Lessons from Government intervention in Nigeria

An interesting account from Feyi Fawehinmi who is an accountant.

He points how interventions from Central Bank of Nigeria and the Government have benefited the two Palm oil producers in Nigeria. They have made more profits while producing less, employing less thanks to the bank which does not allow foreign competition in palm oil.


Time and time again, the government intervenes in a sector or the other. Time and time again Nigerians fall for it. The result is always to transfer wealth from Nigerians to lucky individuals or companies who can get on the right side of the government’s protection racket. Whether it be cement or palm oil or tomatoes — the result is always the same.

Nigerians fall for this because they make the mistake of thinking that the government is an impartial referee. It is not. The government takes sides and whoever is able to get government on its side will win the fight.

But there is something more pernicious at play here. Nigeria, for historical reasons, has a deeply exploitative culture.
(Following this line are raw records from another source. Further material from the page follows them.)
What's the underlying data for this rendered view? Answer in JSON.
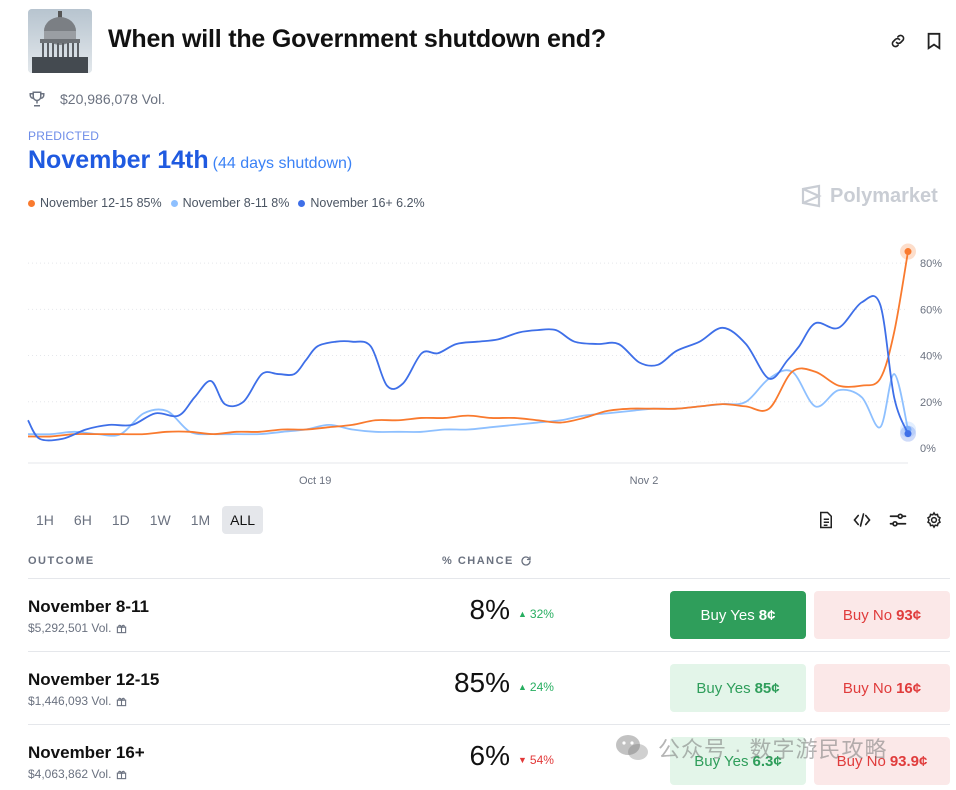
{
  "header": {
    "title": "When will the Government shutdown end?"
  },
  "volume": "$20,986,078 Vol.",
  "predicted": {
    "label": "PREDICTED",
    "value": "November 14th",
    "sub": "(44 days shutdown)"
  },
  "legend": [
    {
      "label": "November 12-15 85%",
      "color": "#f97a2e"
    },
    {
      "label": "November 8-11 8%",
      "color": "#8ec0ff"
    },
    {
      "label": "November 16+ 6.2%",
      "color": "#3e6fe8"
    }
  ],
  "brand": "Polymarket",
  "range_tabs": [
    "1H",
    "6H",
    "1D",
    "1W",
    "1M",
    "ALL"
  ],
  "active_range": "ALL",
  "table": {
    "col_outcome": "OUTCOME",
    "col_chance": "% CHANCE",
    "rows": [
      {
        "name": "November 8-11",
        "volume": "$5,292,501 Vol.",
        "pct": "8%",
        "delta": "32%",
        "dir": "up",
        "yes_label": "Buy Yes",
        "yes_price": "8¢",
        "no_label": "Buy No",
        "no_price": "93¢"
      },
      {
        "name": "November 12-15",
        "volume": "$1,446,093 Vol.",
        "pct": "85%",
        "delta": "24%",
        "dir": "up",
        "yes_label": "Buy Yes",
        "yes_price": "85¢",
        "no_label": "Buy No",
        "no_price": "16¢"
      },
      {
        "name": "November 16+",
        "volume": "$4,063,862 Vol.",
        "pct": "6%",
        "delta": "54%",
        "dir": "down",
        "yes_label": "Buy Yes",
        "yes_price": "6.3¢",
        "no_label": "Buy No",
        "no_price": "93.9¢"
      }
    ]
  },
  "watermark": "公众号 · 数字游民攻略",
  "chart_data": {
    "type": "line",
    "x_ticks": [
      "Oct 19",
      "Nov 2"
    ],
    "y_ticks": [
      "0%",
      "20%",
      "40%",
      "60%",
      "80%"
    ],
    "ylim": [
      0,
      90
    ],
    "xlim": [
      0,
      38
    ],
    "series": [
      {
        "name": "November 16+",
        "color": "#3e6fe8",
        "x": [
          0,
          0.5,
          1.5,
          2.5,
          3.5,
          4.5,
          5.5,
          6.5,
          7.2,
          7.9,
          8.5,
          9.3,
          10.1,
          10.8,
          11.5,
          12.0,
          12.5,
          13.3,
          14.0,
          14.8,
          15.5,
          16.2,
          17.0,
          17.7,
          18.5,
          19.4,
          20.3,
          21.2,
          22.0,
          22.8,
          23.6,
          24.6,
          25.5,
          26.4,
          27.2,
          28.0,
          29.0,
          30.0,
          31.0,
          32.0,
          32.8,
          33.3,
          34.0,
          35.0,
          36.0,
          36.8,
          37.4,
          38.0
        ],
        "y": [
          12,
          4,
          4,
          8,
          10,
          10,
          15,
          14,
          22,
          29,
          19,
          20,
          32,
          32,
          32,
          38,
          44,
          46,
          46,
          44,
          27,
          28,
          41,
          41,
          45,
          46,
          47,
          50,
          51,
          51,
          46,
          45,
          45,
          37,
          36,
          42,
          46,
          52,
          45,
          30,
          38,
          44,
          54,
          52,
          63,
          62,
          22,
          6.2
        ]
      },
      {
        "name": "November 12-15",
        "color": "#f97a2e",
        "x": [
          0,
          1,
          2,
          3,
          4,
          5,
          6,
          7,
          8,
          9,
          10,
          11,
          12,
          13,
          14,
          15,
          16,
          17,
          18,
          19,
          20,
          21,
          22,
          23,
          24,
          25,
          26,
          27,
          28,
          29,
          30,
          31,
          32,
          33,
          34,
          35,
          36,
          36.8,
          37.4,
          38.0
        ],
        "y": [
          5,
          5,
          6,
          6,
          6,
          6,
          7,
          7,
          6,
          7,
          7,
          8,
          8,
          9,
          10,
          12,
          12,
          13,
          13,
          14,
          13,
          13,
          12,
          11,
          13,
          16,
          17,
          17,
          17,
          18,
          19,
          18,
          17,
          33,
          33,
          27,
          27,
          30,
          50,
          85
        ]
      },
      {
        "name": "November 8-11",
        "color": "#8ec0ff",
        "x": [
          0,
          1,
          2,
          3,
          4,
          5,
          6,
          7,
          8,
          9,
          10,
          11,
          12,
          13,
          14,
          15,
          16,
          17,
          18,
          19,
          20,
          21,
          22,
          23,
          24,
          25,
          26,
          27,
          28,
          29,
          30,
          31,
          32,
          33,
          34,
          35,
          36,
          36.8,
          37.4,
          38.0
        ],
        "y": [
          6,
          6,
          7,
          6,
          6,
          15,
          16,
          7,
          6,
          6,
          6,
          7,
          8,
          10,
          8,
          7,
          7,
          7,
          8,
          8,
          9,
          10,
          11,
          12,
          14,
          15,
          16,
          17,
          17,
          18,
          19,
          20,
          30,
          33,
          18,
          25,
          22,
          9,
          32,
          8
        ]
      }
    ]
  }
}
Whenever I mention Dangote, people are quick to tell me to go and watch The Men Who Built America and that America was that way too under Rockefeller and co. This is such nonsense to the point of it being offensive. Watching a documentary can only be the first step in understanding a topic. There’s more to the story.

Before Rockefeller started selling kerosene, there were so many players in the market. But there was a problem — a lot of accidents happened from adulterated kerosene which often killed people. There was no branding. You bought your kerosene from wherever and used it like that. What Rockefeller then did was to introduce branding to kerosene selling. He started selling his kerosene from distinct blue Standard Oil trucks. In this way, he was offering some kind of guarantee — if you bought kerosene from him and it exploded, it could be traced back to him unlike before. Stuff like this is normal today, but back then it was novel. Further, the bigger his company grew, the lower he dropped prices. Starting from 26 cents per gallon, by the time he had cornered 90% of the market, he had dropped prices to 8 cents per gallon. You know to ask yourself whether you have seen this type of behaviour from any monopolist in Nigeria before.
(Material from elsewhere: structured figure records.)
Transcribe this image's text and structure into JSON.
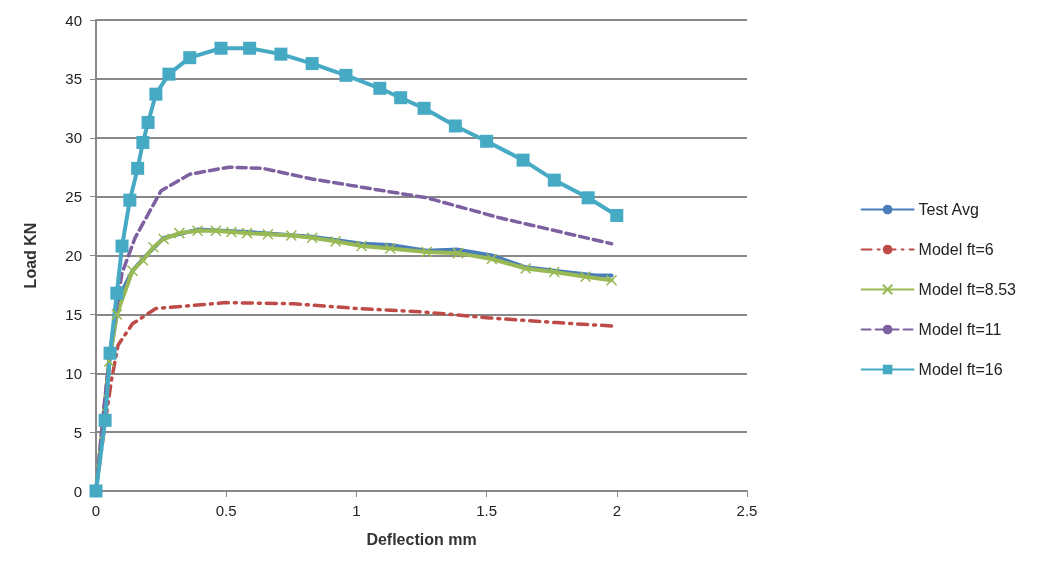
{
  "chart_data": {
    "type": "line",
    "xlabel": "Deflection mm",
    "ylabel": "Load KN",
    "xlim": [
      0,
      2.5
    ],
    "xticks": [
      0,
      0.5,
      1,
      1.5,
      2,
      2.5
    ],
    "ylim": [
      0,
      40
    ],
    "yticks": [
      0,
      5,
      10,
      15,
      20,
      25,
      30,
      35,
      40
    ],
    "grid": "y",
    "legend": "right",
    "series": [
      {
        "name": "Test Avg",
        "color": "#4a7ebb",
        "marker": "none",
        "line_style": "solid",
        "x": [
          0,
          0.03,
          0.05,
          0.08,
          0.1,
          0.14,
          0.18,
          0.26,
          0.39,
          0.58,
          0.83,
          1.02,
          1.13,
          1.27,
          1.39,
          1.52,
          1.65,
          1.8,
          1.92,
          1.98
        ],
        "values": [
          0,
          6,
          11,
          15,
          17,
          18.7,
          19.7,
          21.5,
          22.2,
          22,
          21.6,
          21,
          20.9,
          20.4,
          20.5,
          20,
          19,
          18.6,
          18.3,
          18.3
        ]
      },
      {
        "name": "Model ft=6",
        "color": "#be4b48",
        "marker": "none",
        "line_style": "dashdot",
        "x": [
          0,
          0.03,
          0.06,
          0.085,
          0.14,
          0.23,
          0.5,
          0.76,
          1.0,
          1.26,
          1.51,
          1.77,
          1.99
        ],
        "values": [
          0,
          5,
          9.5,
          12.4,
          14.2,
          15.5,
          16,
          15.9,
          15.5,
          15.2,
          14.7,
          14.3,
          14
        ]
      },
      {
        "name": "Model ft=8.53",
        "color": "#98b954",
        "marker": "cross",
        "line_style": "solid",
        "x": [
          0,
          0.05,
          0.08,
          0.14,
          0.18,
          0.22,
          0.26,
          0.32,
          0.39,
          0.46,
          0.52,
          0.58,
          0.66,
          0.75,
          0.83,
          0.92,
          1.02,
          1.13,
          1.27,
          1.39,
          1.52,
          1.65,
          1.76,
          1.88,
          1.98
        ],
        "values": [
          0,
          11,
          15,
          18.7,
          19.6,
          20.7,
          21.4,
          21.9,
          22.1,
          22.1,
          22,
          21.9,
          21.8,
          21.7,
          21.5,
          21.2,
          20.8,
          20.6,
          20.3,
          20.2,
          19.7,
          18.9,
          18.6,
          18.2,
          17.9
        ]
      },
      {
        "name": "Model ft=11",
        "color": "#7d60a0",
        "marker": "none",
        "line_style": "dashed",
        "x": [
          0,
          0.03,
          0.06,
          0.1,
          0.15,
          0.25,
          0.36,
          0.51,
          0.64,
          0.83,
          1.02,
          1.27,
          1.55,
          1.98
        ],
        "values": [
          0,
          7,
          13,
          18.5,
          21.5,
          25.5,
          26.9,
          27.5,
          27.4,
          26.5,
          25.8,
          24.9,
          23.2,
          21
        ]
      },
      {
        "name": "Model ft=16",
        "color": "#46aac5",
        "marker": "square",
        "line_style": "solid",
        "x": [
          0,
          0.035,
          0.054,
          0.08,
          0.1,
          0.13,
          0.16,
          0.18,
          0.2,
          0.23,
          0.28,
          0.36,
          0.48,
          0.59,
          0.71,
          0.83,
          0.96,
          1.09,
          1.17,
          1.26,
          1.38,
          1.5,
          1.64,
          1.76,
          1.89,
          2.0
        ],
        "values": [
          0,
          6,
          11.7,
          16.8,
          20.8,
          24.7,
          27.4,
          29.6,
          31.3,
          33.7,
          35.4,
          36.8,
          37.6,
          37.6,
          37.1,
          36.3,
          35.3,
          34.2,
          33.4,
          32.5,
          31,
          29.7,
          28.1,
          26.4,
          24.9,
          23.4
        ]
      }
    ]
  }
}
Here’s the harsh uncomfortable truth — foreign competition is absolutelynecessary to keep Nigerians in line. If you remove it, the pattern of behaviour that will emerge is plain to see. To make things worse, those companies hardly ever improve and the government enforced sweet profits become so addictive that within a few years, they can no longer live without it.

If you believe that government is acting in your interest by restricting foreign competition to ‘grow the local economy’, go and see your doctor. Tell him to examine your head for you.

One always laughs when you hear markets touting experts praising some or the other government move to create jobs and so on.